Cowley approached the driver's side of Willard's car, while Salmon went to the passenger's side. Cowley told investigators that he thought he saw her put a black substance in her mouth, and he knocked on the window, told her he was a police officer and demanded that she spit out what was in her mouth and open her car door.
Both detectives attempted to open her doors, but they were locked. Cowley told investigators he then took out his gun and pointed it at her, demanding again that she open her door and spit out the substance. Salmon told detectives he also pulled out his gun, but kept it at a 45-degree angle to the ground. This was done as "a show of force," the detectives told investigators.
When Willard still did not open her door, Cowley decided to return to his vehicle to get a halogen light that he would use to break out the Subaru's window, he told investigators.
"[Cowley] explained that he thought the situation was 'ridiculous' that Ms. Willard would not open her vehicle since it was only a drug issue," Gill wrote in his report to acting West Valley City Police Chief Anita Schwemmer.
Detectives' version of the shooting • Cowley explained to investigators that as he was walking back to his vehicle, he heard the tires on Willard's vehicle "screech," and he turned and saw her reversing directly toward him.
Lindsay Jarvis and Bret Rawson, the attorneys representing Cowley and Salmon, respectively, said Thursday they have 39 witnesses who can corroborate that the tires did screech.
"As I turned around, the back of her car was coming towards me at what I felt was an extremely high rate of speed," Cowley told investigators. "I had my gun in my hand and I fired a round at her, right as I was being hit [by Willard's vehicle] and I fired a second … either as I was hitting the ground or on my way to the ground."
Cowley's first shot fatally struck Willard in the left top of her head.
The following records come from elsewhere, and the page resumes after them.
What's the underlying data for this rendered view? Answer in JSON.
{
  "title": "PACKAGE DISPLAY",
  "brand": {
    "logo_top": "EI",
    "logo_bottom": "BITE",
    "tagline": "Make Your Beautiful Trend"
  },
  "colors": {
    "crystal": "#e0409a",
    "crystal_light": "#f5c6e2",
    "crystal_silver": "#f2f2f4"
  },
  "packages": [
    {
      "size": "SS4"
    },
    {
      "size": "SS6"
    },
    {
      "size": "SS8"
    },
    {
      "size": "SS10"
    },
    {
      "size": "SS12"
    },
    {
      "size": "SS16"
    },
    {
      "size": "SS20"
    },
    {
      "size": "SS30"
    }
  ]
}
The second bullet hit the side of her car between the windows on the driver side.
Cowley told the investigators that the back corner or the fender of the vehicle struck his right knee, knocking him down.
"I've had people drive at me before, but nothing like, like that," Cowley told investigators. "She was trying to kill me."
Cowley also told the investigators that when he turned and saw Willard reversing, he did not see Salmon and feared that his partner had been run over.
While Cowley spoke to investigators only once about the incident, Salmon spoke to officials twice, according to Gill's letter to Schwemmer. Initially, Salmon told investigators that he saw Willard's car hit Cowley, and he opened fire after Cowley shot twice. Salmon fired his gun four times: The first shot hit the hood of the Subaru, while the second went through the windshield and struck Willard's chin. A third shot went through the windshield, hitting the steering wheel, while the last shot hit the vehicle door.
But during his second interview, Salmon told investigators that he didn't actually see Willard's car hit Cowley.
"I don't see any other way that vehicle could have not have hit him, and coinciding with him falling to the ground, I concluded he's been struck by the car … [but] I don't think I actually s[aw] it physically impact him," he said.
District Attorney's Office version of the shooting • On Thursday, Gill said there was no evidence that Cowley was ever hit by Willard's vehicle or was even in danger of being struck.
In his letter to Schwemmer, Gill wrote that forensics, including the bullet trajectory from Cowley's gun and where shattered glass was located, place Cowley directly in front of the Nitro parked next to Willard and out of harm's way.
Detectives were able to determine through tire marks left by Willard's vehicle that she reversed out of the parking spot at a slight clockwise angle.
"It moved out rapidly, but not fast enough to screech tires," Gill said during a Thursday press conference.
After shots were fired, Willard's vehicle continued to move in a circular path still in reverse. The rear of her vehicle eventually collided with the Dodge Nitro, pushing the Nitro sideways.
Other officers soon arrived at the scene and attempted CPR, but Willard died in the parking lot.
Gill said detectives inspected Willard's vehicle after the shooting, and could not locate any marks or evidence that would indicate Cowley was hit by the car not even the dirt on the back of Willard's car indicated any disturbances. Cowley complained of leg pain after the shooting, Gill said, but there was no medical corroboration of injury beyond redness to his right leg. Gill added in his report to Schwemmer that a witness told officials that after shots were fired, he saw Cowley running a short distance from the scene and then falling, which may have caused the redness.
Though Cowley thought Willard had put drugs in her mouth before the shooting, Gill said her autopsy did not support that, adding a small amount of heroin was located in the driver door after the shooting.